I trotted back and told Jess, “They aren’t dogs, they’re a bunch of cows.”

“Herd.” She said.

“Heard what?”

“Herd of cows.”

“Of course I’ve heard of cows!” She must think I’m stupid or something.

Where have you been Bones?

I can’t believe it has been so long since I tapped out the last entry into Bones’ Diary. I wonder if anyone has missed me? You were probably wondering why it has been so long? Mostly it is because my dad has been hogging the computer too much trying to write his book: “Me & Gus on the Roof of the World.” At the same time he is writing his own blog to promote it and tweeting or twittering or being a twit…whatever, it’s just annoying! I suppose I could use my mom’s netbook but the keys are too small and close together for my paws. What’s a dog to do?

Maybe I could put in my letter to Santa that I want my own PC (puppy computer), and that if he brings me one I promise to be a good little dog. Which brings me to the other reason I haven’t had much time to write: I’ve been a bit of a bad lad. I developed a taste for furniture design and busied myself the other day reshaping the sofa; it’s not difficult, anyone can do it – a little chunk here and a little chunk there. Dad didn’t seem impressed with my artistry and went a little crazy, “You little ******* you’ve eaten the sofa!” Obviously I hadn’t eaten it, even chubby Jess couldn’t get that down her neck, I’d spat the pieces of foam on the floor.

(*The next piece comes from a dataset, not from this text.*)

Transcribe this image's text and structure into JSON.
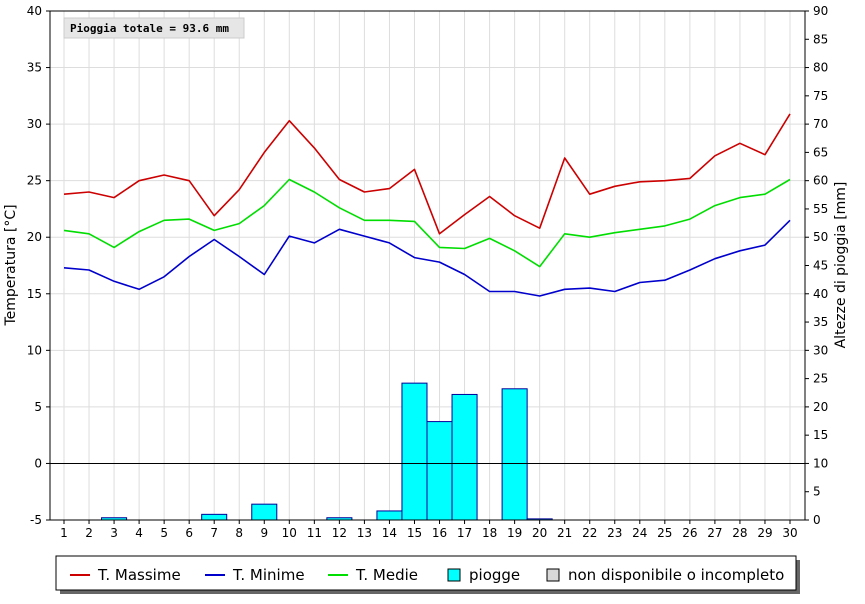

He went out with mom for a couple of hours and when they returned he announced that they’d been and ordered a new one; he turned to me and thanked me for my efforts and said he was so pleased he had to pay all that money out. “My pleasure dad, would you like to consult on my redesign of the new one?” I don’t know if he understood that or it was the big smile on my face that he saw but he pointed a threatening finger at me and hissed,”Bones, if you even look at the new sofa I will beat you to death with your own freshly severed tail!” Hmm, a bit harsh methinks.

I’ve been keeping my head down recently, staying out of his way and behaving as best I can. That’s partly the reason I haven’t been on his computer, I don’t want to antagonise him. He’ll forget about it eventually and I can set about my next project, an armchair that I consider a tad overstuffed.